Linus built an incredibly elegant and simple underlying model for git. For what it successfully does - distributed version control - it is remarkably simple and easy to grasp if you want to.
However, this model was not mapped well to the high level concepts that the typical user of a VCS operates in. This is the biggest issue of git: it's hard to make sense of it by its UI if you do not understand how it works under the hood. I struggled until I read the pro git book.
I wouldn't go as far as to compare this to knowing about filesystem data structures for saving a jpeg file. It's more like using an old school file dialog where you just see the bare file system and you need to know your way around your drive.
Git's other (compounding) problem is how the CLI is an inconsistent mess.
Why do you create a branch via the "git checkout" command? Why do you delete tags using "git tag -d" but delete stashes using "git stash drop"? If you want to blow away local uncommitted changes, you can use "git reset", "git reset --hard" or "git checkout (file)" - which (I think) all do totally different things.
Git's data model may be elegant, but its hard to appreciate it through the tangled mess of git command line options.
I know what you mean (deleting a branch in a remote is a very unintuitive syntax to me at first glance, especially), but these are perhaps not the best examples:
> Why do you create a branch via the "git checkout" command?
That's a shortcut for "git branch (name)", then "git checkout (name)". Or the newer "switch" which is more obvious.
> Why do you delete tags using "git tag -d" but delete stashes using "git stash drop"?
Because the stash is more like a stack, and tags are not, so "drop" without a parameter is a valid and very usual command. Yes, it feels inconsistent, but allowing "git stash -d" without a parameter would probably not be better.
> If you want to blow away local uncommitted changes, you can use "git reset", "git reset --hard" or "git checkout (file)" - which (I think) all do totally different things.
These do all do different things, so that's why they all exist. "git restore (file)" was introduced a few years ago (with "switch", mentioned earlier) to make the last one more obvious, since that's indeed always been an uncomfortable syntax for a core operation.
Git's a very powerful tool, originally aimed at a very complex code base run by experts, and was written very quickly as an emergency replacement for BitWarden. This rushed development and target audience does show through even today, but it's being annealed over time. Nevertheless, it's so good at what it does that it's taken out nearly every other VCS by just existing (ok, and the network effects of GitHub, but they choose it for a reason too).
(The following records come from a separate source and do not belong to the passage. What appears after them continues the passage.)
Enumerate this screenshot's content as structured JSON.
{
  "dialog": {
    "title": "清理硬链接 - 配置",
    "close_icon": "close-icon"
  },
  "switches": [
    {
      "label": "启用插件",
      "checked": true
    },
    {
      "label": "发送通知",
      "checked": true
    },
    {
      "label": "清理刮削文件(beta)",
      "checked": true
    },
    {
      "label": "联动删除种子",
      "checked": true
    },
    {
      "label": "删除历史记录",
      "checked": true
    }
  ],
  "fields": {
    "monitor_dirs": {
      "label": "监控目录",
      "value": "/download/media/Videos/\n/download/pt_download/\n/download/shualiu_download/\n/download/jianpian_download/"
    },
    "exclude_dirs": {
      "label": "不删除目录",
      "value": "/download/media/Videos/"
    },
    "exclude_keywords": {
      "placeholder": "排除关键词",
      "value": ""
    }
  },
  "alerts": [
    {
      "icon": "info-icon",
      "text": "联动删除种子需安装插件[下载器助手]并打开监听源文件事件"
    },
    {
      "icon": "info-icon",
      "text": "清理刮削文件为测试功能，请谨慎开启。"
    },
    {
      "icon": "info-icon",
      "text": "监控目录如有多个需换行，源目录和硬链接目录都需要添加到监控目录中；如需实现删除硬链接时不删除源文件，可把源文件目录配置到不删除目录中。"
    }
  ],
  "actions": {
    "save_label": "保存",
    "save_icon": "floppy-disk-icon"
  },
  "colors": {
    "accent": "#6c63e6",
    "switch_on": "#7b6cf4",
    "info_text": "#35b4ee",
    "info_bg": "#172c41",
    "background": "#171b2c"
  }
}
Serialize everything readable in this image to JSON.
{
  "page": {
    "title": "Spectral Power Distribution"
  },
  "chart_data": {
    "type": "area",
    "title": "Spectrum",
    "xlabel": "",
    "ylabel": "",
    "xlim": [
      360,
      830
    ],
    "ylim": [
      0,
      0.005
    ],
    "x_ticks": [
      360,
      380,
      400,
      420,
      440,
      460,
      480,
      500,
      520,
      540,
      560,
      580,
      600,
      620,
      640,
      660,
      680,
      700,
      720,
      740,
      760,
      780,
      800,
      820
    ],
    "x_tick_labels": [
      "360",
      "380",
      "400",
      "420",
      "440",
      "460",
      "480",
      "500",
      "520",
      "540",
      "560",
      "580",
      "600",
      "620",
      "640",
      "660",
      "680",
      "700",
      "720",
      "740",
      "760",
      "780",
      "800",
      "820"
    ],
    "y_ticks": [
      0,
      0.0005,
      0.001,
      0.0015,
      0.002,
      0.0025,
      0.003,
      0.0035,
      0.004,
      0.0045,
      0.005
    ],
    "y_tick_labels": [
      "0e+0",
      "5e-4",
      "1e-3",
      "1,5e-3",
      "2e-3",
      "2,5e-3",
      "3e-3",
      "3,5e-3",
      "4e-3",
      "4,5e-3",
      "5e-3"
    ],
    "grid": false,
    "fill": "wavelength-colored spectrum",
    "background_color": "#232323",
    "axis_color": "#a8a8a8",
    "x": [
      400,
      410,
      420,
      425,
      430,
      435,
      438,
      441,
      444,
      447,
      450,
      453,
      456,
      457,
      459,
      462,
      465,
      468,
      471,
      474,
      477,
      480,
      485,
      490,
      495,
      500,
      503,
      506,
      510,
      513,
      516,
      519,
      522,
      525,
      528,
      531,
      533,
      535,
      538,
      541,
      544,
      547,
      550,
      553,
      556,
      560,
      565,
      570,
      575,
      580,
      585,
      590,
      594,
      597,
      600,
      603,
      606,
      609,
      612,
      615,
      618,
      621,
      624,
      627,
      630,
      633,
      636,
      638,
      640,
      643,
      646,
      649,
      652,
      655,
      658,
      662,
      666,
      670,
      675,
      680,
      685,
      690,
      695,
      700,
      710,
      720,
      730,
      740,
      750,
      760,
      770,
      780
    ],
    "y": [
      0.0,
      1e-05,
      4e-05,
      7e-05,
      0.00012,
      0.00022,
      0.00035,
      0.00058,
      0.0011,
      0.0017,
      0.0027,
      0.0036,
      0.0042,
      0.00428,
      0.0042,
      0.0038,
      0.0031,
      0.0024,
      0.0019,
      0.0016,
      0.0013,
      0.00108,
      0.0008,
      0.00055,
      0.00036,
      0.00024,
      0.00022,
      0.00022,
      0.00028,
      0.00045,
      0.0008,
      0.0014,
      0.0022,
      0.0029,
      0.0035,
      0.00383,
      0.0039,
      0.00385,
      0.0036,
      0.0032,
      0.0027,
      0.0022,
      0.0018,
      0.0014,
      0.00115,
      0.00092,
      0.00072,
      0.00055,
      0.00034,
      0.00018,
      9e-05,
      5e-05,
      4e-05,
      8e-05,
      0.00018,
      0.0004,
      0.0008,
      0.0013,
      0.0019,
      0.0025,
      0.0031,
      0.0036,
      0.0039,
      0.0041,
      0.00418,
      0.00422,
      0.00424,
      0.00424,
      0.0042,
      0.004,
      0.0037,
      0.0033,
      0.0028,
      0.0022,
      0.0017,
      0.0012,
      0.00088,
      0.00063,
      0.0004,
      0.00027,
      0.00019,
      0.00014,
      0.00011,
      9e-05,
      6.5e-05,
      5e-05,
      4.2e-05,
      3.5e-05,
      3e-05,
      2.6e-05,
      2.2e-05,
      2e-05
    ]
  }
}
> Why do you create a branch via the "git checkout" command?
Now there is also `git switch --create` / `git switch -c` for this.
Perhaps in time, there will appear different front end dialects for git. Like the statistics programming language R has the base R language, data.table dialect, and the tidyverse dialect.
There is also `git restore` for reverting local or staged changes, the other common use of `git checkout`.
I am slowly remapping my keystroke muscle memory away from the footgun that is `git checkout` and using restore/switch. But boy is it hard to undo a decade of practice.
I use Git daily and literally couldn't tell you how to use it because I've aliased every single command it has. I basically have a wrapper over it and to teach anyone how to use Git I have to peel my layer away and check what I have things aliased to.
It feels like terrible ad hoc user design built over an otherwise extremely elegant and clean data model.
I’ve been toying with various ways to do this. Some alternatives I’ve thought of:
- a “draft commit”, where you can amend a bunch of changes into a commit before finalizing it.
- default to “git commit --all”, and allow the user to “git commit --patch” where needed
- as 'anthomtb says, `git stash push --patch` (I also find myself wishing for `git stash pop --patch` so you can shove bits in and out of a stash as needed.)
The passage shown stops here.